Dans ce cas, l’appartement – atelier de Le Corbusier, nous sommes face à une question actuelle et qui nous demande de prendre position. Comment intervenir sur ce qui est aujourd’hui accepté comme ‘patrimoine’, comment aborder la question de l’état auquel on va le reconstituer et fixer.
La restauration est un témoignage ou une prise de conscience ? Cette appartement – atelier ne sera plus habité mais comment va-t-on le restaurer ? Le livre parcourt l’histoire de ce lieu emblématique et retrace les passages qui suivent le décès de Le Corbusier. Les utilisations successives et les interventions de restauration sont également abordées pour aboutir à des recommandations et des lignes guides méthodologique pour le projet entamé par la Fondation Le Corbusier en 2015.2
Situé au sommet du célèbre « Immeuble Molitor » de la rue Nungesser et Coli n° 24, le duplex qu’habitait Le Corbusier est comme une maison posée sur un toit. Autonome et libre dans ses formes. Adaptable aux souhaits de son créateur qui expérimente sur son propre foyer des solutions d’espace et de composition, de couleur et d’équilibre. L’historique du projet du bâtiment nous révèle de nombreux avant-projets qui montrent la variété d’hypothèses et la richesse de la recherche architecturale corbuséenne. Loin des polémiques des années récentes, ce livre nous plonge dans le métier de l’architecture, nous rappelle comment au-delà la des principes et des mots d’ordres qu’on attribue à l’architecture moderne, il s’agit surtout d’une recherche, plastique et matérielle, spatiale et poétique.

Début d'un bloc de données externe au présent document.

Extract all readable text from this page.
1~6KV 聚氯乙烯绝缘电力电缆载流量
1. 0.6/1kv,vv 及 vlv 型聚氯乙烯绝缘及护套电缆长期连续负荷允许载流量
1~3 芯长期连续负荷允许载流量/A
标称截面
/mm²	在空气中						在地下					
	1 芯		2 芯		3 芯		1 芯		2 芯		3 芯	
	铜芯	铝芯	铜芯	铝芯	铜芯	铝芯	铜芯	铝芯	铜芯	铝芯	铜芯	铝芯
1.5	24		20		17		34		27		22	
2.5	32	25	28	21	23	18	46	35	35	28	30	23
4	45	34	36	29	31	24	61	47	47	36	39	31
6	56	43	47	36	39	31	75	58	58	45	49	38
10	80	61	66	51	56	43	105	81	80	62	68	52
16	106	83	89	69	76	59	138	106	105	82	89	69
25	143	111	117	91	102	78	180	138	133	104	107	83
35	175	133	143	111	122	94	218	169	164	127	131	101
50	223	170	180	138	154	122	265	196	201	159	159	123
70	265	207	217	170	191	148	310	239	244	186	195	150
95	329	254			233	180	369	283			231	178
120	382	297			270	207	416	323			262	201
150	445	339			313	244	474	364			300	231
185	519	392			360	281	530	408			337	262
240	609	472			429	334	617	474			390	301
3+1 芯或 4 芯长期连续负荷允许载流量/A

Franz Graf et Giulia Marino nous offrent une lecture minutieuse une analyse architecturale et matérielle qui aborde tout détail et toute hypothèse. La séquence du récit passe en revue chaque espace et leur transformation, soutenue par un apparat iconographique d’une étonnante richesse.

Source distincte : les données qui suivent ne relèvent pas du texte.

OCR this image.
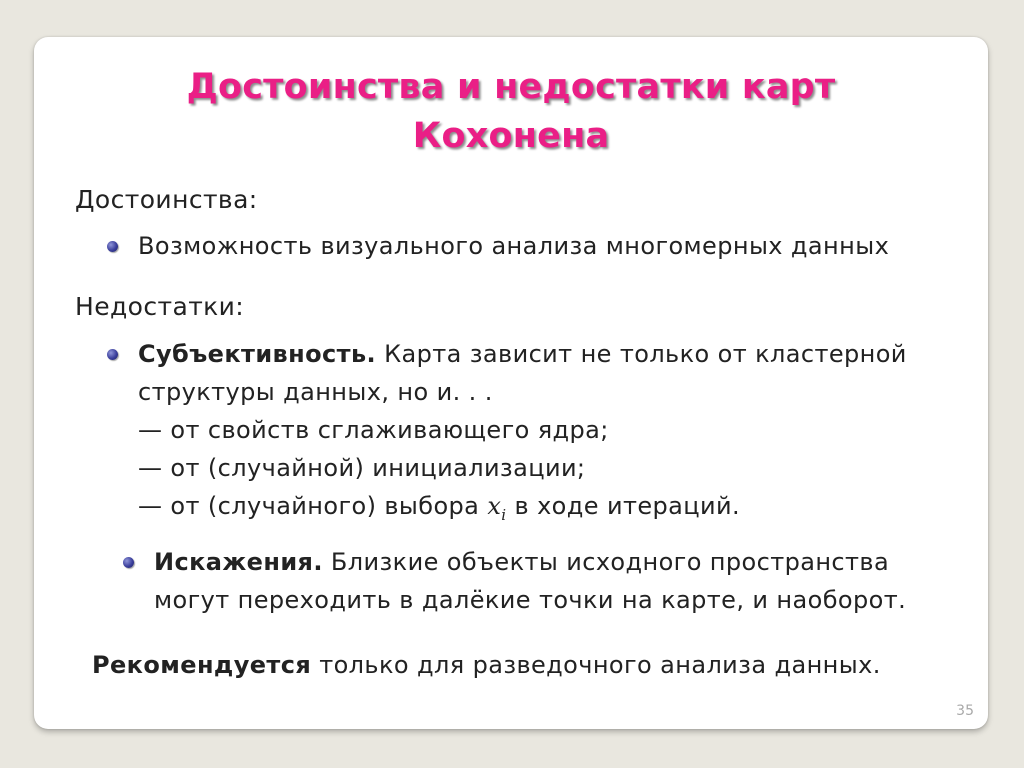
Достоинства и недостатки карт
Кохонена
Достоинства:
Возможность визуального анализа многомерных данных
Недостатки:
Субъективность. Карта зависит не только от кластерной
структуры данных, но и. . .
— от свойств сглаживающего ядра;
— от (случайной) инициализации;
— от (случайного) выбора $x_i$ в ходе итераций.
Искажения. Близкие объекты исходного пространства
могут переходить в далёкие точки на карте, и наоборот.
Рекомендуется только для разведочного анализа данных.
35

Les dessins se mélangent aux courriers, les nombreuses prises de vue aux interviews et aux portraits célèbres que ses amis photographes réalisent dans l’espace intime de l’atelier.

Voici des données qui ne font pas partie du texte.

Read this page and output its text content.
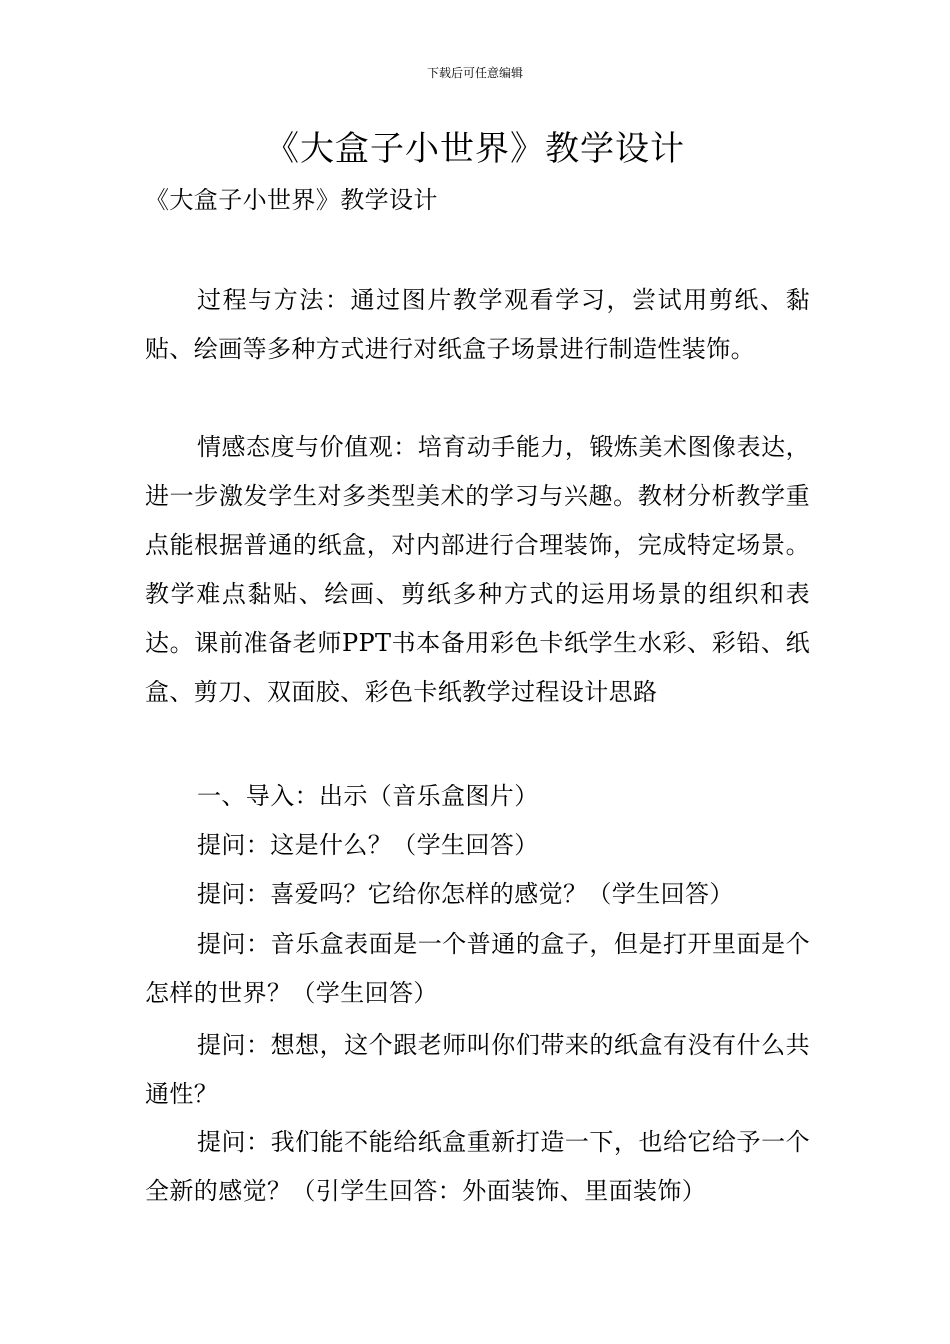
下载后可任意编辑
《大盒子小世界》教学设计

《大盒子小世界》教学设计

过程与方法：通过图片教学观看学习，尝试用剪纸、黏贴、绘画等多种方式进行对纸盒子场景进行制造性装饰。

情感态度与价值观：培育动手能力，锻炼美术图像表达，进一步激发学生对多类型美术的学习与兴趣。教材分析教学重点能根据普通的纸盒，对内部进行合理装饰，完成特定场景。教学难点黏贴、绘画、剪纸多种方式的运用场景的组织和表达。课前准备老师PPT书本备用彩色卡纸学生水彩、彩铅、纸盒、剪刀、双面胶、彩色卡纸教学过程设计思路

一、导入：出示（音乐盒图片）

提问：这是什么？（学生回答）

提问：喜爱吗？它给你怎样的感觉？（学生回答）

提问：音乐盒表面是一个普通的盒子，但是打开里面是个怎样的世界？（学生回答）

提问：想想，这个跟老师叫你们带来的纸盒有没有什么共通性？

提问：我们能不能给纸盒重新打造一下，也给它给予一个全新的感觉？（引学生回答：外面装饰、里面装饰）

Le résultat est une plongée dans l’histoire de la modernité, de ses phases et ses hésitations, les expérimentations et les erreurs mais aussi ses ambitions et les visions. Le récit nous emmène de la période ‘puriste’ à celle ‘brutaliste’ au travers de ses transformations matérielles et de l’évolution de la pensée de l’architecte qui, malgré tout, continue à nous raconter le XXe siècle.
1 Le Corbusier, lettre à sa mère 29.04.1934.
2 La restauration a été réalisée par l’agence de François Chatillon, Architecte en chef des Monuments Historiques, entre 2015 et 2018. Le projet reconstitué est l’état de 1965. La maison-atelier a ouvert au public en Juin 2018.